Steven Spinola, president of the Real Estate Board of New York, said the rise is a reflection of they city's not recognizing the true market conditions. "They will probably say it's the result of the phasing in," he said. "I've heard the Commissioner of Finance say this will be the last year that this will force up the billable assessments. But the market conditions have changed more than the billable assessments show. Those increases are going to be placed upon buildings of every purpose which will have difficult ties."
John J. Gilbert III, president of the Rent Stabilization Association, said: "Anybody who thinks assessed values have increased $700 million from last year to this year needs their head examined."
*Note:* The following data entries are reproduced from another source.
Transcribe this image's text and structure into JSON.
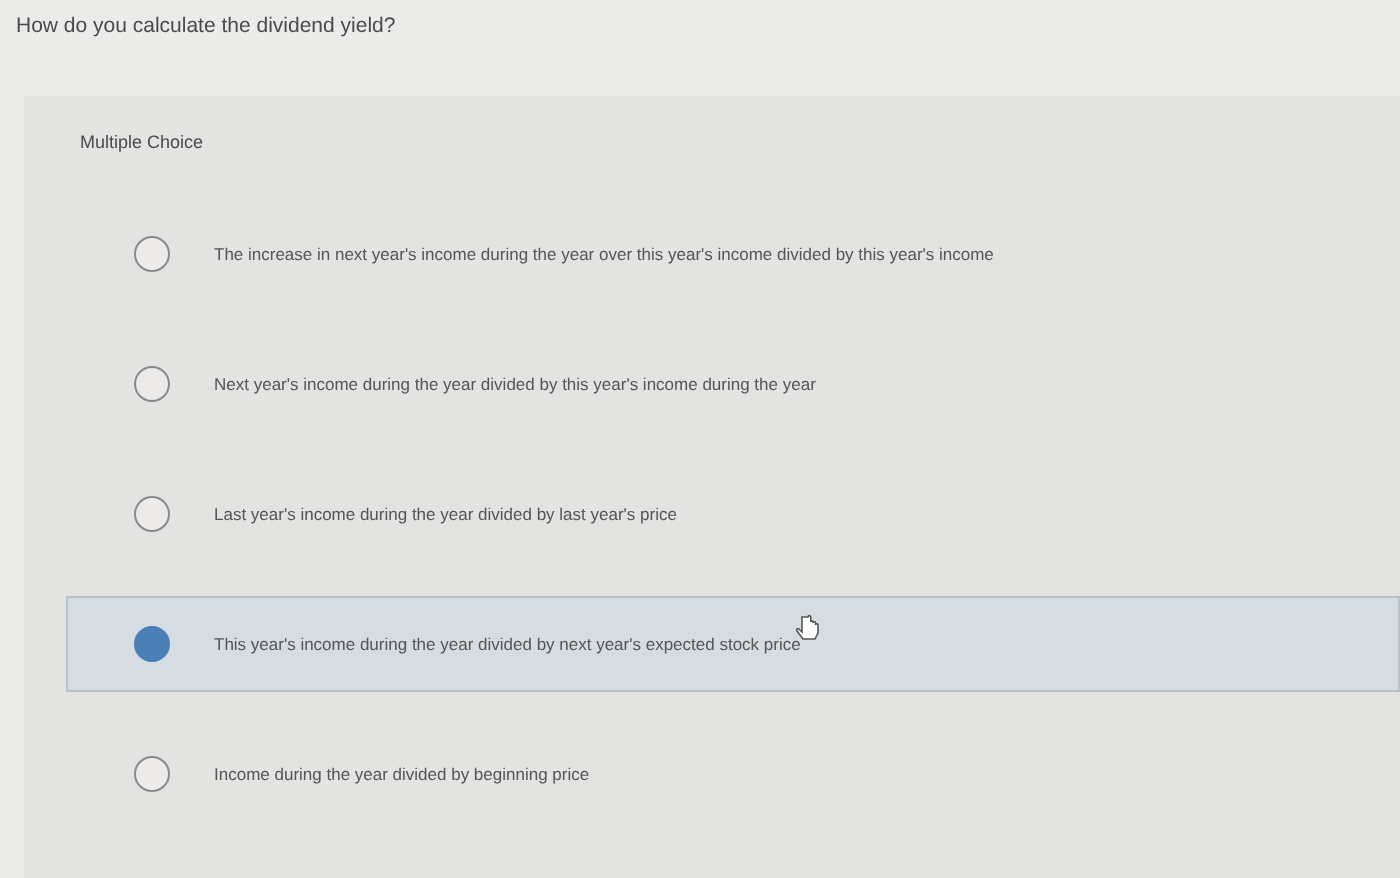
{
  "question": "How do you calculate the dividend yield?",
  "panel": {
    "label": "Multiple Choice",
    "options": [
      {
        "text": "The increase in next year's income during the year over this year's income divided by this year's income",
        "selected": false
      },
      {
        "text": "Next year's income during the year divided by this year's income during the year",
        "selected": false
      },
      {
        "text": "Last year's income during the year divided by last year's price",
        "selected": false
      },
      {
        "text": "This year's income during the year divided by next year's expected stock price",
        "selected": true
      },
      {
        "text": "Income during the year divided by beginning price",
        "selected": false
      }
    ]
  }
}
Assessment Reductions May Be Down
Hubert J. Brandt, of Peter H. & Hubert J. Brandt, said he thinks there is a minimizing of assessment reductions because of the Mayor's promise to freeze the tax rates. "It probably ought to be more of a drop than that," he said. "Maybe the city is being more cautious about making the drop in actuals, because they are hard dollars."
"Are they going to raise the rate after the Mayor said it was going to be frozen?," asked certiorari attorney.
"It's going to drop even further," agreed Arnold Maisel, a partner with Goldberg Weprin & Ustin. "Others will be giving up in foreclosure before the hearings."
Jack Weprin of the same firm said he has buildings that are in such bad shape, "if we knew we were going to get a major reduction, we would have been able to show something to the lender and save the building."
Ownership in general is being asked to carry too much, Brandt said. "The real estate tax burden is a tenuous teeter-totter and the city needs to live and provide services at a time when people are complaining about the quality of life. But how deeply can you cut an industry which is going into bankruptcy?," Brandt wondered.
Where a building was distressed, particularly in Downtown, attorneys said the Tax Commission was responsive. For the most part, they said, the offers for reduction on large properties did not go reflect the actual market conditions. These buildings will be discussed with the corporation counsel, and perhaps later taken to court. Some, which have been refusing tax commission offers for several years, present an ongoing liability to the city for refunds on overpayments from past years that could amount to many millions of dollars.